The higher order predators then start to suffer as their prey species become less available. Water for wildlife: Put out water dishes in a variety of safe places and sizes, with different depths for bathing and drinking. Change the water as often as possible (at least twice a day or more) to help reduce the chance of disease. Even bees are being attracted to artificial water sources, so put out something very shallow for them, with plenty of leaves and sticks for a good grip if using a shiny
plate. Make sure birds can’t drown if they slip into a dish or trough, by either using a rough-sided dish with sticks or stones emerging from the water to the rim so they can climb out. Use a large pressure-operated watering spray in the evening to damp down leaves on a tree or any area of
vegetation so nocturnal wildlife like flying foxes and possums can lick water off the leaves. Will any of this make a difference? Most definitely. I cycle to and from work with 12L of water in my bike paniers (4 x 3L plastic milk containers) – and I’m not afraid to use it. In the last two weeks I’ve rejuvenated 12 young native box street trees with a total of 10L of water per tree per week. I’ve noticed the Council waters them on Fridays so I now give my Friday water to another four street trees.

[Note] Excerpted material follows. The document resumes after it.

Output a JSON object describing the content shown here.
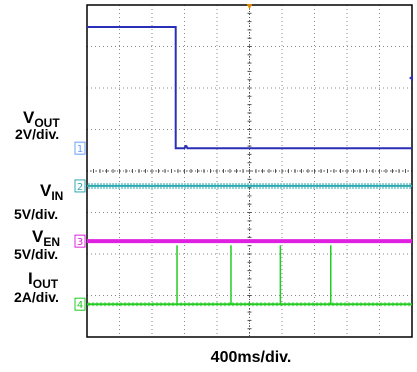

I keep water in an 80L rigid plastic crate in the car boot, lined with a large garbage bag that can be loosely tied under the lid so the water doesn’t slop out – and I bucket it out onto street/park trees. I’ve used that water to reduce the leaf drop on a massive Port Jackson fig in a local park. It’s heavy with a crop of ripe figs with lots more green ones developing, so I know it’s feeding several hundred flying foxes a night. I’m expecting to see new shoots in the next week, which will make me happy beyond words. I’ve rallied the neighbours and we’re all watering the street trees, reversing the branch drop on the Queensland Firewheel trees that had damaged a couple of cars. They are heavy with bud and the flowers will shortly be producing nectar. They also support possums and birds nests. There’s no current end in sight for this drought, but adopting even some of these strategies will make a difference to keeping our local wildlife population healthy.